How is cybersecurity being addressed?
- Through shared frameworks, risk awareness, and capacity building that protect networks and users as coverage expands.
Where is WTDC 2025 taking place?
- In Baku, Azerbaijan, over twelve days, bringing together global regulators and policymakers.
What are the next steps for South Sudan’s digital transformation?
- Standards alignment, project financing, and coordinated delivery to extend rural broadband access and scale digital public services.
About the World Telecommunication Development Conference (WTDC)
WTDC convenes governments, regulators, and development partners to advance practical solutions for digital inclusion and connectivity.

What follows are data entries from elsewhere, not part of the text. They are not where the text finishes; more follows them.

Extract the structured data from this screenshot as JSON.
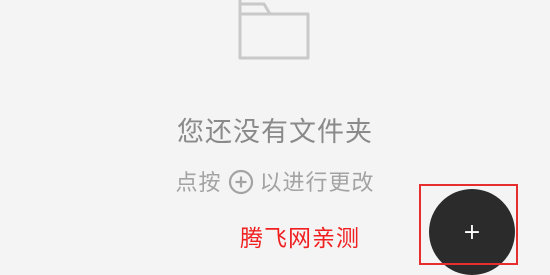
{
  "empty_state": {
    "icon": "folder-icon",
    "title": "您还没有文件夹",
    "hint_before": "点按",
    "hint_icon": "plus-circle-icon",
    "hint_after": "以进行更改"
  },
  "fab": {
    "label": "+",
    "icon": "plus-icon"
  },
  "watermark": {
    "text": "腾飞网亲测"
  },
  "colors": {
    "background": "#f4f4f4",
    "title_text": "#8a8a8a",
    "hint_text": "#a3a3a3",
    "fab_background": "#2b2b2b",
    "watermark": "#f02020",
    "highlight": "#e62e2e"
  }
}
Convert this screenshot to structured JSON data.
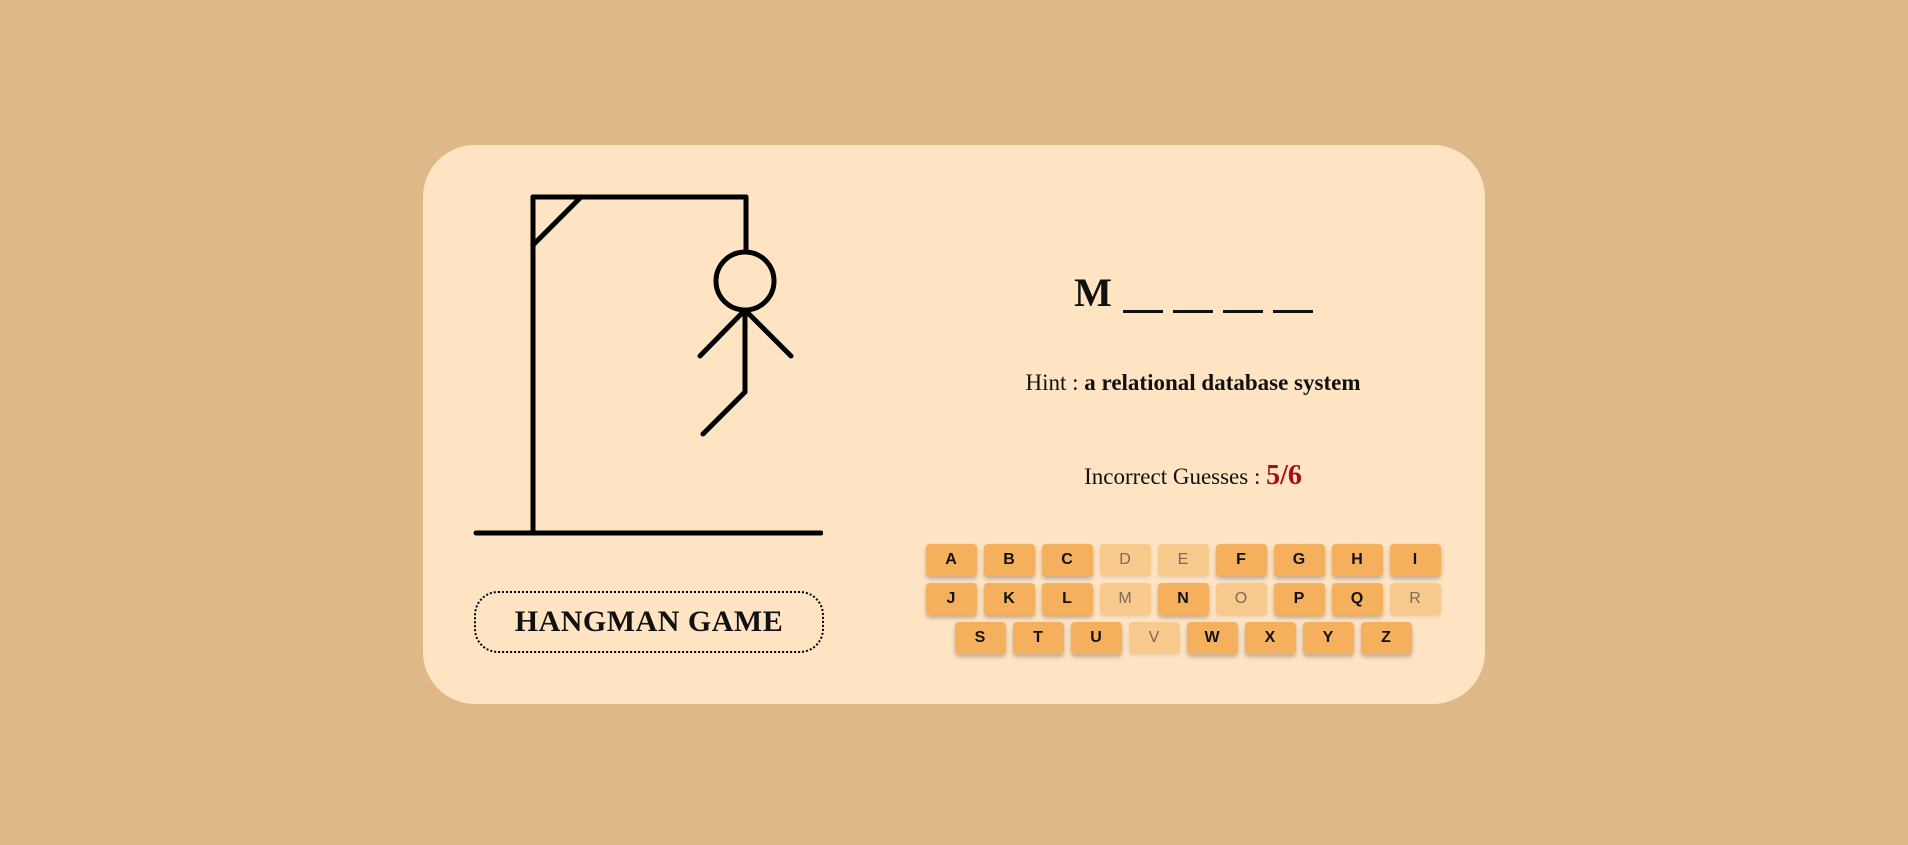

The 2025 edition in Baku focuses on connecting underserved communities and accelerating infrastructure that supports essential services.
Core themes include rural broadband access, digital skills, green ICT, and cybersecurity frameworks informed by international best practice.
About David Yauyau Jankuchi
David Yauyau Jankuchi serves as South Sudan’s Deputy Minister of Information, Communication Technology and Postal Services.
He is part of the national delegation to WTDC 2025, working with regulators, authorities, civil society, and the Universal Service and Access Fund.
His focus at the conference is improved connectivity, stronger digital capacity, and alignment with global ICT development standards.